The flexibility of Mesh++ is what give it its advantages. The Mesh++ team has completely redesigned the router making it low power.
“There have been solar powered routers before, but they took a full sized solar panel, which is four-feet wide and put a regular sized router inside,” Gardner explained. “That is also expensive and difficult to move, so once you've set these up, you need to reinstall these massive solar panels every time you want to reconfigure the network.”
Mesh++ started as a senior design project for Gardner but has developed into something much bigger. Mesh++ has expanded to a team of six engineers and seven business developers.
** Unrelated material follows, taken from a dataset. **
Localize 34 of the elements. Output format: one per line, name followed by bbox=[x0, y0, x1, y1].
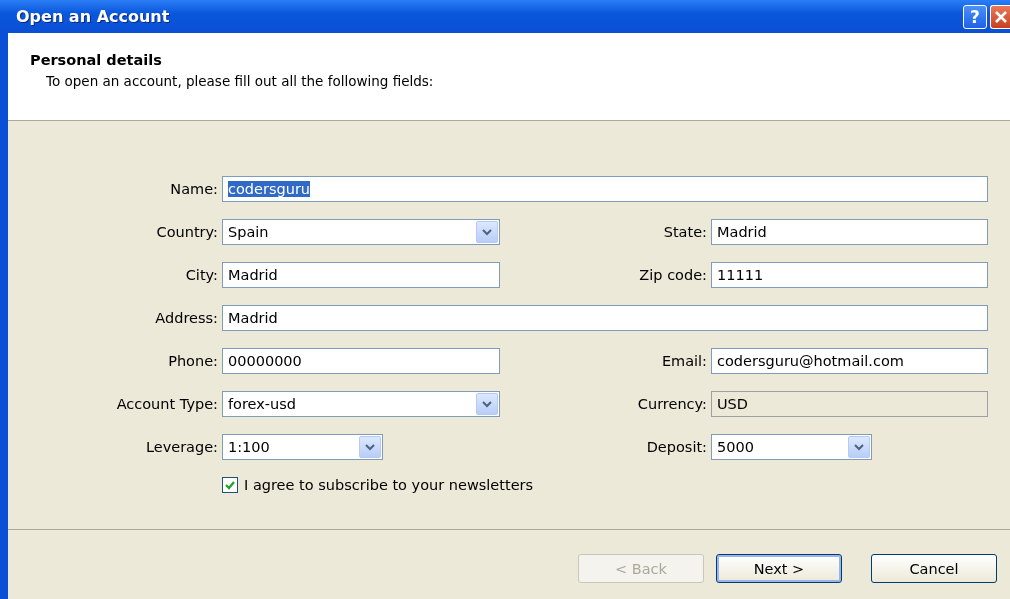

Mesh++ hopes that the Cozad New Venture Challenge will help them develop a plan to make money to support their ventures and bring them notoriety.
Sebastian Gaik, business development team member and senior in finance and information systems, added, "Exposure is critical because right now we have a product, but building a business around it, getting some partners, and figuring out how we can make it sustainable is essential to our success."
Mesh++ went to India and Tanzania as a market research to better understand how their product would impact the people in developing nations. According to Gardner, “there are still a lot of people in India who refuse to use the internet, and we wanted to figure out how cellular infrastructure became so pervasive and how we can maybe mimic that.”
The team plans on piloting and doing all the hardware testing on the nodes in Chicago and on campus. When Mayor Rahm Emanuel came to Illinois for ThinkChicago, he offered Mesh++ a park in the city to start testing their product. “We hope that Mesh++ with reinvent that space and bring the new age of the internet and bring more social gatherings back to parks,” Gardner said.
From parks to third world countries Mesh++ is hoping to connect the world one node at a time.